The controversial proposal elicited over 10,000 public comments. Supporters included 10 Midwestern governors, citing economic benefits and greater energy independence. Major automakers opposed the move until adequate testing to prevent “unintended consequences” can be completed. “Most vehicles being driven by American consumers were not designed to operate on ethanol blends” of greater than 10 percent, stated a letter from the largest international vehicle manufacturers, citing concerns that auto emissions systems would be unreliable with the new fuel.
Energy Department grants played a major role in increasing ethanol production capacity during the previous administration. Among these was support for a 25 million gallon/year commercial plant to produce cellulosic ethanol from corn cobs, to be operated in Iowa by ethanol producer POET. The pending EPA rulemaking holds significant implications for farmers choosing to dedicate more acres of corn for ethanol production, as well as equipment manufacturers and crop insurance providers.
September 25 marked the close of the public comment period for another pending EPA action with major implications for biofuels, its proposal to revise annual renewable fuel standards (RFS2). The proposed rule, required by the Energy Independence and Security Act of 2007, would establish new definitions and criteria for renewable fuel and the feedstock used to produce them, and set volume requirements for production for each category. The proposal also fulfills a statutory requirement to expand the program to include diesel fuel used in highway vehicles as well as fuels used in non-road engines. A number of current Congressional proposals connected with ongoing “Cap and Trade” deliberations also hold deep implications for this process.

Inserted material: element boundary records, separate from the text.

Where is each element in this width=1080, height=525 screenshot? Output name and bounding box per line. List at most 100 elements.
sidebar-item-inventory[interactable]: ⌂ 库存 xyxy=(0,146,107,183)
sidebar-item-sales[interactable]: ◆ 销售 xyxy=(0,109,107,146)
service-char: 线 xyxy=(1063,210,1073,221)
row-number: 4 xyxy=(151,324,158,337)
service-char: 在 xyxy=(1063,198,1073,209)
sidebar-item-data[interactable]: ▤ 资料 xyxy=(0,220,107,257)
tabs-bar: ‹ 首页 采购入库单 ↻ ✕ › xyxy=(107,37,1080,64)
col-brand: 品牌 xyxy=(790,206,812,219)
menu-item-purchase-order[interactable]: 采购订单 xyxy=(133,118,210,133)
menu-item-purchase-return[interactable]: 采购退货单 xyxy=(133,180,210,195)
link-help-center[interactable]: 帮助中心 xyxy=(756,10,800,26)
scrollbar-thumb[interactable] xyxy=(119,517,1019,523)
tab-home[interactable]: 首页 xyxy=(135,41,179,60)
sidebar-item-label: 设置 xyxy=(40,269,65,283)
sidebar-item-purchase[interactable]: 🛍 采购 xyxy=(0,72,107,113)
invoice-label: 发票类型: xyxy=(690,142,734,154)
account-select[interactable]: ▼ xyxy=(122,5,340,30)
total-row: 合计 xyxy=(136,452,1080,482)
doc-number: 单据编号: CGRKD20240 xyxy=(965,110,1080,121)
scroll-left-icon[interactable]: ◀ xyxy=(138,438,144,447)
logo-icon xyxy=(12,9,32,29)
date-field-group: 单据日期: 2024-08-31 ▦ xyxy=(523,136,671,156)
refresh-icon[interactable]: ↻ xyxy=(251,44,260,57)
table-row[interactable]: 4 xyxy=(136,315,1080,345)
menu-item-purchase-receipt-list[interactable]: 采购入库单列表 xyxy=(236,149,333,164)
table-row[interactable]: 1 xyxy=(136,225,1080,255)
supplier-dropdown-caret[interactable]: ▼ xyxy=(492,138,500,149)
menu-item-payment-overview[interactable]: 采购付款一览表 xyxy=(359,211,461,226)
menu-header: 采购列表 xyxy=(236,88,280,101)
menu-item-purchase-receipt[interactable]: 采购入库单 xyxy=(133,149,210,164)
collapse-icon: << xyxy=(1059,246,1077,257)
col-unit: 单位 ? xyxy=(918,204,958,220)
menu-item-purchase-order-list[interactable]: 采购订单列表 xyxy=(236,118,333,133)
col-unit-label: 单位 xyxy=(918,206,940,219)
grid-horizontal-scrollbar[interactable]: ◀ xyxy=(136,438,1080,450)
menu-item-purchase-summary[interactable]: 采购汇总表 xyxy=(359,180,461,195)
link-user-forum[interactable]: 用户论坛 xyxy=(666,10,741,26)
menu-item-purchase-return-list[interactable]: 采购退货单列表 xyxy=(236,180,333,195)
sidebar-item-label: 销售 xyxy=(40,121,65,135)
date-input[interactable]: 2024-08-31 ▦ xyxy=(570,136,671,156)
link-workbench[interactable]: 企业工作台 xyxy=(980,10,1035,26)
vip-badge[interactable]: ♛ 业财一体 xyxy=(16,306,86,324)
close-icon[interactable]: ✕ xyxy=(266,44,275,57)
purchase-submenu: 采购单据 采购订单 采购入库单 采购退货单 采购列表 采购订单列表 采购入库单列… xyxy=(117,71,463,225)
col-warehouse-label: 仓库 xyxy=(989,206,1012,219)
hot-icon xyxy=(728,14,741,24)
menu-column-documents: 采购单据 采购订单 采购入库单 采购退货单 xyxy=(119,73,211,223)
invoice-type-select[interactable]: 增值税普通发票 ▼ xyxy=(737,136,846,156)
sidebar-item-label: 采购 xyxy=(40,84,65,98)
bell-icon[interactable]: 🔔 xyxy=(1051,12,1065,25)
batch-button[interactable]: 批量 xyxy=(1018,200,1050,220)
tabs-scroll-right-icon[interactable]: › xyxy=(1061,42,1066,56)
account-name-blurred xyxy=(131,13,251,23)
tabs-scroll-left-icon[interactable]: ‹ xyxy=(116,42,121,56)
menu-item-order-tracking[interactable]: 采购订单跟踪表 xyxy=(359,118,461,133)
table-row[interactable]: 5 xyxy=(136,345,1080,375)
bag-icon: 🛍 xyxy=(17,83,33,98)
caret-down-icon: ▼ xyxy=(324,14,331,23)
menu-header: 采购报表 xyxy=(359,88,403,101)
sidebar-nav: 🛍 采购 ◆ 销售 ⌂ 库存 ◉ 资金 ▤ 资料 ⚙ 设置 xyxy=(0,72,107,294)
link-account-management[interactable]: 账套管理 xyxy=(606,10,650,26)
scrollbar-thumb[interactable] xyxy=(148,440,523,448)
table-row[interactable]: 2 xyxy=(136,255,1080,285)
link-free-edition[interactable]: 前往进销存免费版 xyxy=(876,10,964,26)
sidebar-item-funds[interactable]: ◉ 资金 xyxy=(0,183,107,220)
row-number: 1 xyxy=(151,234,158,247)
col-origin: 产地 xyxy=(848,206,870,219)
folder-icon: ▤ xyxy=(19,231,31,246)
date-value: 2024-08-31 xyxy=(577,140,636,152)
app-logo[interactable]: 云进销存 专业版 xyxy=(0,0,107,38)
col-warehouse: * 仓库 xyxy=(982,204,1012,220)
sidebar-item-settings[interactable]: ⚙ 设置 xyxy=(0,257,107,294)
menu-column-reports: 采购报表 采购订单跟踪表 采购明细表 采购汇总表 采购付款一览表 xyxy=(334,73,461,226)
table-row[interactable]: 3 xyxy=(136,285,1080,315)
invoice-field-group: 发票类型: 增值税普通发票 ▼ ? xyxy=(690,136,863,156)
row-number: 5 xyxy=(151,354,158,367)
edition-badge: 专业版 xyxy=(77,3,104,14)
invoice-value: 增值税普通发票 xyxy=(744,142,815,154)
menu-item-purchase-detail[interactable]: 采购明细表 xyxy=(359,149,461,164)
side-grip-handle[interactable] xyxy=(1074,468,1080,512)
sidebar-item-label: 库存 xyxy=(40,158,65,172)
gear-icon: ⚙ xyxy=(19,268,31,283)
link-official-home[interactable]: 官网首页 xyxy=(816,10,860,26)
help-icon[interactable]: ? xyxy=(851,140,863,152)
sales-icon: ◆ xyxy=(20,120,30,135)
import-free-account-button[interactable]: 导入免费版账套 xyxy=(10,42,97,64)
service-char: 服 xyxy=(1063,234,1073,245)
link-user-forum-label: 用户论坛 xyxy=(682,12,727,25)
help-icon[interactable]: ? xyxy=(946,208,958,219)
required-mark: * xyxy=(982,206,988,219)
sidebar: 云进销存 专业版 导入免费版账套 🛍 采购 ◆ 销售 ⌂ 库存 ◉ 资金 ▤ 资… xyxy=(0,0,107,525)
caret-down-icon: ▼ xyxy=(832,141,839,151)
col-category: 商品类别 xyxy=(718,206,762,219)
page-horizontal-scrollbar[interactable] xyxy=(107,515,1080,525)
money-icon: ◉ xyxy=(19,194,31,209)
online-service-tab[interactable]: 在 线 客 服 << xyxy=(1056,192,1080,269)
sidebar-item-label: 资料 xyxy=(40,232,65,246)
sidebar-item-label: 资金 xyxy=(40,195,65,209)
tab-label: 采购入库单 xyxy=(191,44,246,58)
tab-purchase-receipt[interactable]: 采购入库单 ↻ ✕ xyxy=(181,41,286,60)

SMART GRID DEMONSTRATION PROJECTS
The Department of Energy’s application deadline for Smart Grid demonstration projects funded by the economic stimulus package was August 26. Energy Department officials expect to award a total of $615 million in federal funds, including 8-12 demonstration projects (each grant up to $100 million) and 12-19 energy storage demonstration projects (each $25-$50 million).
The agency received more than 400 applications and will begin announcing winners in early November, reported EE Times. Among the more prominent proposals include one reportedly seeking $42.5 from the city of San Jose in partnership with Pacific Gas & Electric, Cisco Systems, IBM and Stanford University, and another by the Pacific Northwest Smart Grid Demonstration Project that includes a dozen utilities from several Northwestern states in cooperation with the Battelle Memorial Institute.
EMINENT DOMAIN AUTHORIZES SMART GRID LAND GRABS
Upgrading to a new, national smart power grid requires adding thousands of miles of high-voltage transmission lines to the 157,000 miles already in use. Such a major investment of new infrastructure is critical to integrating renewable energy providers onto the grid, and to moving power from green production sites, like wind farms and hydroelectric power plants, to the cities where it is needed most.
To overcome likely regional roadblocks to building new interstate power lines, Congress in 2005 granted the federal Department of Energy the authority to designate National Interest Electric Transmission Corridors, and granted it power of eminent domain to enforce their use. But extremely broad corridors seemingly provide the agency with vast discretion: all of New Jersey and Delaware, 22 of 24 counties in Maryland, and much of Southern California are all currently-designated National Interest Corridors.
Eminent domain would not apply to federal or state-owned property. But property owners and businesses could have their land seized by the Federal Energy Regulatory Commission through court proceedings, in return for what is deemed fair market value, should other negotiations fail.